In questi passi della Bhagavadgita, Krisha fa scorgere ad Arjuna un’altra dimensione che ribalta la nostra idea di libertà individuale. Qui la libertà non si fonda più sulla soddisfazione dei desideri mondani, ma su un desiderio che viaggia in una dimensione diversa: “Esiste tuttavia un’altra natura non manifestata, che è eterna e trascende la materia… essa non perisce quando tutti gli esseri periscono.” Veniamo invitati ad un rovesciamento di prospettiva nella quale i normali desideri mondani mostrano la loro natura di attaccamenti illusori che trasformerebbero la vita in una prigione. Qui sta lo “zoccolo duro” della questione: il mondo delle condizioni è una realtà su un piano talmente effimero che è realistico affermare non possa esservi felicità. La felicità appartiene ad un piano di realtà diverso, ciò che a noi appare normalità altro non è che una forma di sofferenza, nella migliore delle ipotesi in potenza. La vera libertà consiste nello yoga, nel collegamento col fine supremo, con lo Spirito, “che non perisce…”.
Il postulato di tante religioni è che questo mondo sia una “valle di lacrime”, chi abbia una minima e consapevole esperienza della vita e del mondo sa quanto sia vero. Allo stesso tempo però in questa dimensione si possono scorgere bagliori di quella bellezza eterna, immutabile e gloriosa che ci affascina e ci lega al mondo della materia. Armonia, amicizia, bontà, alti ideali che spingono a sacrifici dolorosi, la bellezza e la complessità del creato e delle creature, tutto questo e altro ci rimanda a qualcosa di inafferrabile che lo sottende, inesprimibile dalla mente umana, tanto da far dire a Francesco d’Assisi “…et nullu homo ‘ene dignu te mentovare”, talmente inaccessibile che solo attraverso la glorificazione delle Sue creature è possibile “laudarlo”, oltre è superbia.
Noi possiamo però “pensare” allo Spirito Supremo, possiamo lasciarci affascinare fino a vedere che siamo parte di quel tutto che si dispiega nell’universo, ottenendo la connessione col Divino, in modalità diverse secondo la propria personalità.

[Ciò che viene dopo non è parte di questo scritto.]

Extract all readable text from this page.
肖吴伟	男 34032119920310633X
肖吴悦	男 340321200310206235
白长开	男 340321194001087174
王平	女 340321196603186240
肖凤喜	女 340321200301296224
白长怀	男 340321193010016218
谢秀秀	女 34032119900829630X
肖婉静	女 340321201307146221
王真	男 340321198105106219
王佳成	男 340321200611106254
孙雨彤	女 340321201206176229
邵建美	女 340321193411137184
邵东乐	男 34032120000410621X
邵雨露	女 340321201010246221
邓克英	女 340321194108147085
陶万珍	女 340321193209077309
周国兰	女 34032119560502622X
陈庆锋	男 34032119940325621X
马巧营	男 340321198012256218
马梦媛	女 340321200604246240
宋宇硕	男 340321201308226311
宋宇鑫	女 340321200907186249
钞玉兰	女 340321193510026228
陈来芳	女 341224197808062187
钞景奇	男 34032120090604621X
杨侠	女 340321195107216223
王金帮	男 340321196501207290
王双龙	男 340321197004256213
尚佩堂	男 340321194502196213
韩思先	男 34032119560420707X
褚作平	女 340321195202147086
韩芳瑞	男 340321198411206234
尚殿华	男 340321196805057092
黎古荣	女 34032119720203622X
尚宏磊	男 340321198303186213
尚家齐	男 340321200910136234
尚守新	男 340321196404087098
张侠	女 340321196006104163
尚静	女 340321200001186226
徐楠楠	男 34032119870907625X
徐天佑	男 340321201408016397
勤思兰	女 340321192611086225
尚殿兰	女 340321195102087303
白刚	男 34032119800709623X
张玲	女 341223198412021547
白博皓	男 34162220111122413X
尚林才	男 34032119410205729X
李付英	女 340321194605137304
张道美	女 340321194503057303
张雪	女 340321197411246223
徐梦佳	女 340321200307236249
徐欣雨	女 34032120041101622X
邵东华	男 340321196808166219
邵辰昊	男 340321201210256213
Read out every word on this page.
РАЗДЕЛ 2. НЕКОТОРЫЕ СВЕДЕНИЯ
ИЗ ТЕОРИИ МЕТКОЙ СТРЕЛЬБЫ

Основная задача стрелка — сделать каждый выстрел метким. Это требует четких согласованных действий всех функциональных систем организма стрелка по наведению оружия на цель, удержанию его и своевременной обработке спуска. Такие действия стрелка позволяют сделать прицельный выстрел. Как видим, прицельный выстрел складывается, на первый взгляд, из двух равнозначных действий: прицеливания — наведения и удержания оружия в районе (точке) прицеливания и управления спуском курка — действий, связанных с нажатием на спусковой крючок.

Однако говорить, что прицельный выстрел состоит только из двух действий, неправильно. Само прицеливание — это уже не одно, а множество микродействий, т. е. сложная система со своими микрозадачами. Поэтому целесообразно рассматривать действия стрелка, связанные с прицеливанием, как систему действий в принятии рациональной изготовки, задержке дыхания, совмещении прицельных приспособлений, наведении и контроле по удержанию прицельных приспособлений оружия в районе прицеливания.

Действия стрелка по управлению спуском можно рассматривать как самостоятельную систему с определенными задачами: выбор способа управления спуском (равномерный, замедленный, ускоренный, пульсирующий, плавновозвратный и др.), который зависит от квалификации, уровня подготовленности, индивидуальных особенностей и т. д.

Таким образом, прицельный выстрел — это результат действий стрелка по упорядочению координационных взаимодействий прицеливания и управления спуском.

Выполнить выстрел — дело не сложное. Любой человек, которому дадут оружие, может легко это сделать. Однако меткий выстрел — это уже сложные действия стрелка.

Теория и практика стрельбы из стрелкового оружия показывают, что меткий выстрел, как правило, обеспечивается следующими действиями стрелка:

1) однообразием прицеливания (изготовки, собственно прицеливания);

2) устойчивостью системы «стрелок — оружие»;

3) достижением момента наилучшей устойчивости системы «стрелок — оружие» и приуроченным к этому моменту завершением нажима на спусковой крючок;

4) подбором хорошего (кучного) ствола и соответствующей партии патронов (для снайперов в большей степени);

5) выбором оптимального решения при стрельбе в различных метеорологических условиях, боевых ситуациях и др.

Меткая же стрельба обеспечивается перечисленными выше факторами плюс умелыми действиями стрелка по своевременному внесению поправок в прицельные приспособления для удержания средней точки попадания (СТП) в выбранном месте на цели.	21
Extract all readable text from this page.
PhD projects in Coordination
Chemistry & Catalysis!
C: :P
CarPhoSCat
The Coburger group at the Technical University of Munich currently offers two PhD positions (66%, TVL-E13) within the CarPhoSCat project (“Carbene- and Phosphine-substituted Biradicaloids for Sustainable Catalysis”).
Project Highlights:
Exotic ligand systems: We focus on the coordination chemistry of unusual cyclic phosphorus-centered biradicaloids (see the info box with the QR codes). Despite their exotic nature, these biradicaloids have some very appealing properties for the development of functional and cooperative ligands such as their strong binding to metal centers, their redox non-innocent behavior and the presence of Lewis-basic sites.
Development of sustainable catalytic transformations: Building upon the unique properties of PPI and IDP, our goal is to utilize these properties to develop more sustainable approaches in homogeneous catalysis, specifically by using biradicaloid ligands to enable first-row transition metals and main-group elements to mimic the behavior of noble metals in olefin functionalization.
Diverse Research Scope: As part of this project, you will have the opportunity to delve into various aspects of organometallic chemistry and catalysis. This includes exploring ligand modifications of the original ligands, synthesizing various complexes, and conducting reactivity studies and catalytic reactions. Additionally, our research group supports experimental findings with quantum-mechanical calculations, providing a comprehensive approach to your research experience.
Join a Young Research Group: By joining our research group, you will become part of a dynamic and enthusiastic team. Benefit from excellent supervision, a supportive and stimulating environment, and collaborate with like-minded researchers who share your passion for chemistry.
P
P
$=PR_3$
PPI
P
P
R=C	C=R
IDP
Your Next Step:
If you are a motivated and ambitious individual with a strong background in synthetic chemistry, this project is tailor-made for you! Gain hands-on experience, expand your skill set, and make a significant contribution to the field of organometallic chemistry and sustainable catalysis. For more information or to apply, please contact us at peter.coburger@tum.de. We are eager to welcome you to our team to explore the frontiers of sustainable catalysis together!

Il modo migliore per connettersi è quello di offrirsi, di servire, nel mondo dello spirito come in quello della materia. Dunque la felicità non è impossibile nel mondo delle condizioni, tutto ciò che è sattvico può essere uno strumento per collegarsi, che è la stessa cosa che dire “yoga”. E difatti il Cantico di frate sole finisce con queste parole: “…et serviateli, cum grande humilitate”.
Graziano Rinaldi
P.s. Se la contemplazione del mondo può essere una lama a doppio taglio, da cosa ci accorgiamo, quali sono i segni, le emozioni, i sentimenti e il comportamento di chi contempla il bello e il fascino della complessità che c’è nella materia essendo collegato a Dio? Quali sono invece i sintomi di chi ne gode egoisticamente? E qual’è, se c’è, il punto di passaggio tra una modalità e l’altra? Invito a leggere gli appunti tenendo presente questa domando e… provando a rispondere.

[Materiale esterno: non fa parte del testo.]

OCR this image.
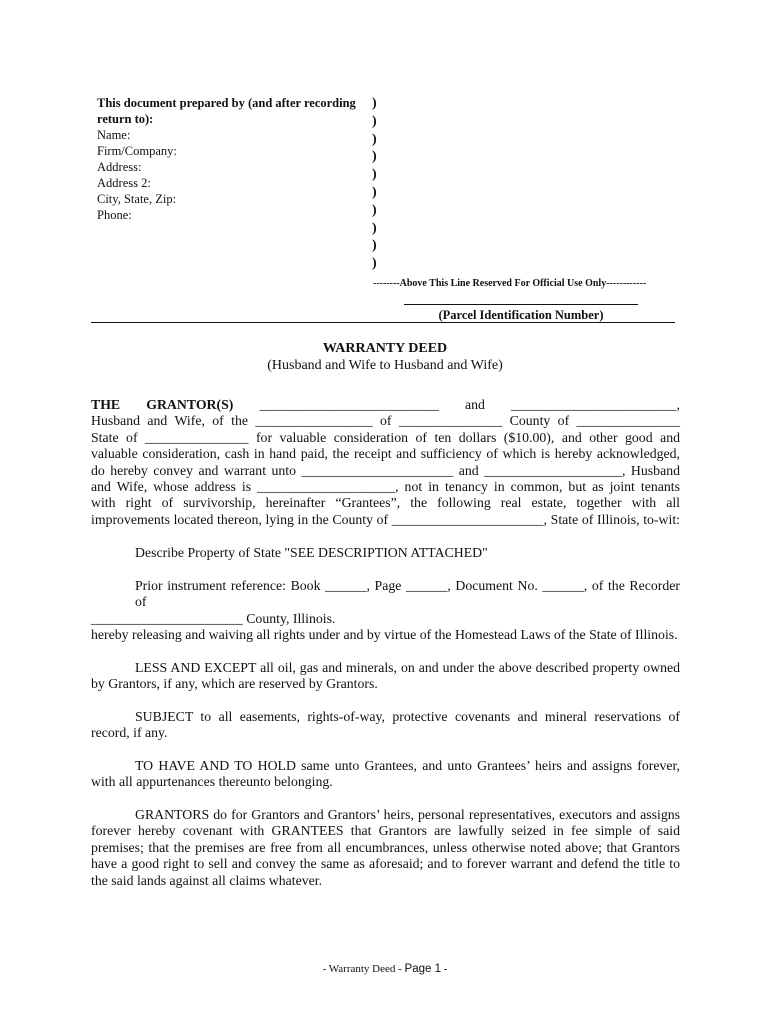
This document prepared by (and after recording
return to):
Name:
Firm/Company:
Address:
Address 2:
City, State, Zip:
Phone:
)
)
)
)
)
)
)
)
)
)
--------Above This Line Reserved For Official Use Only------------
(Parcel Identification Number)
WARRANTY DEED
(Husband and Wife to Husband and Wife)
THE GRANTOR(S) __________________________ and ________________________,
Husband and Wife, of the _________________ of _______________ County of _______________
State of _______________ for valuable consideration of ten dollars ($10.00), and other good and
valuable consideration, cash in hand paid, the receipt and sufficiency of which is hereby acknowledged,
do hereby convey and warrant unto ______________________ and ____________________, Husband
and Wife, whose address is ____________________, not in tenancy in common, but as joint tenants
with right of survivorship, hereinafter “Grantees”, the following real estate, together with all
improvements located thereon, lying in the County of ______________________, State of Illinois, to-wit:
Describe Property of State "SEE DESCRIPTION ATTACHED"
Prior instrument reference: Book ______, Page ______, Document No. ______, of the Recorder of
______________________ County, Illinois.
hereby releasing and waiving all rights under and by virtue of the Homestead Laws of the State of Illinois.
LESS AND EXCEPT all oil, gas and minerals, on and under the above described property owned
by Grantors, if any, which are reserved by Grantors.
SUBJECT to all easements, rights-of-way, protective covenants and mineral reservations of
record, if any.
TO HAVE AND TO HOLD same unto Grantees, and unto Grantees’ heirs and assigns forever,
with all appurtenances thereunto belonging.
GRANTORS do for Grantors and Grantors’ heirs, personal representatives, executors and assigns
forever hereby covenant with GRANTEES that Grantors are lawfully seized in fee simple of said
premises; that the premises are free from all encumbrances, unless otherwise noted above; that Grantors
have a good right to sell and convey the same as aforesaid; and to forever warrant and defend the title to
the said lands against all claims whatever.
- Warranty Deed - Page 1 -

Fede che pensa, fede che agisce, fede che ama.
di Marco Ferrini
APPUNTI DIRETTAMENTE DALLA LEZIONE A CURA DI Graziano Rinaldi
02 gennaio pomeriggio
Sesta lezione di Marco Ferrini

11. Krishna non privilegia la categoria di cui sta parlando ma non avrebbe potuto non menzionarla tra le vie di liberazione perché era la religione dominante: “le persone esperte nei Veda (i sacerdoti)”. Krishna aveva già messo in guardia rispetto ai Veda, perché sebbene essi, insegnando come gestire gli attaccamenti, servano per seguire un buono standard di vita in questo mondo, sono il massimo di virtù che esiste, ma non si esce dal paradigma spazio-temporale con i Veda, Krishna dice che “le persone meno intelligenti seguono i Veda”, la devozione è molto superiore alla pratica ritualistica, alla liturgia dei Veda del sacrificio, all’offerta di oblazioni. Sebbene anche queste persone entrino nell’aspetto del brahman, vedono la Natura e cosa le fa muovere.

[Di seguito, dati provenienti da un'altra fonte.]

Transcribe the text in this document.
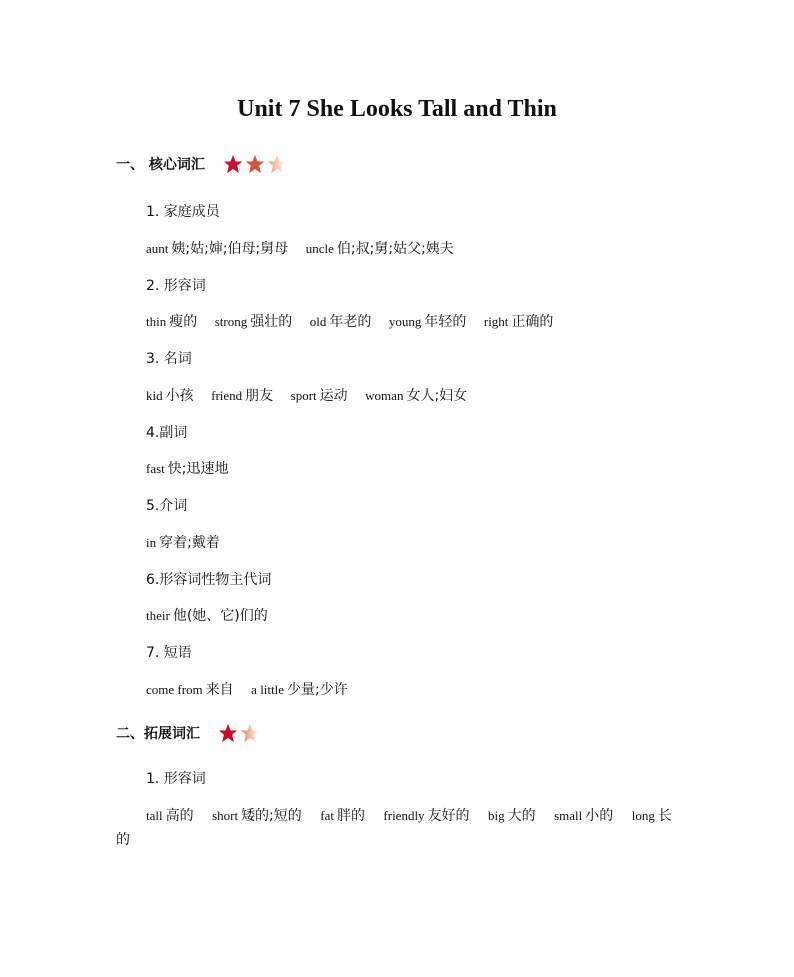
Unit 7 She Looks Tall and Thin
一、 核心词汇
1. 家庭成员
aunt 姨;姑;婶;伯母;舅母 uncle 伯;叔;舅;姑父;姨夫
2. 形容词
thin 瘦的 strong 强壮的 old 年老的 young 年轻的 right 正确的
3. 名词
kid 小孩 friend 朋友 sport 运动 woman 女人;妇女
4.副词
fast 快;迅速地
5.介词
in 穿着;戴着
6.形容词性物主代词
their 他(她、它)们的
7. 短语
come from 来自 a little 少量;少许
二、拓展词汇
1. 形容词
tall 高的 short 矮的;短的 fat 胖的 friendly 友好的 big 大的 small 小的 long 长的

12. Con la mente concentrata, collegata, questa è la cifra conclusiva dello yoga. Questa è un’altra categoria dominante la religiosità di quei tempi, gli yogi, che non si vedevano in giro per le strade, nei templi, ai festival, erano persone che se ne andavano nella foresta. Krishna menziona che anche loro possono raggiungere il brahman, la loro caratteristica consiste nello: “staccarsi da tutte le attività dei sensi”.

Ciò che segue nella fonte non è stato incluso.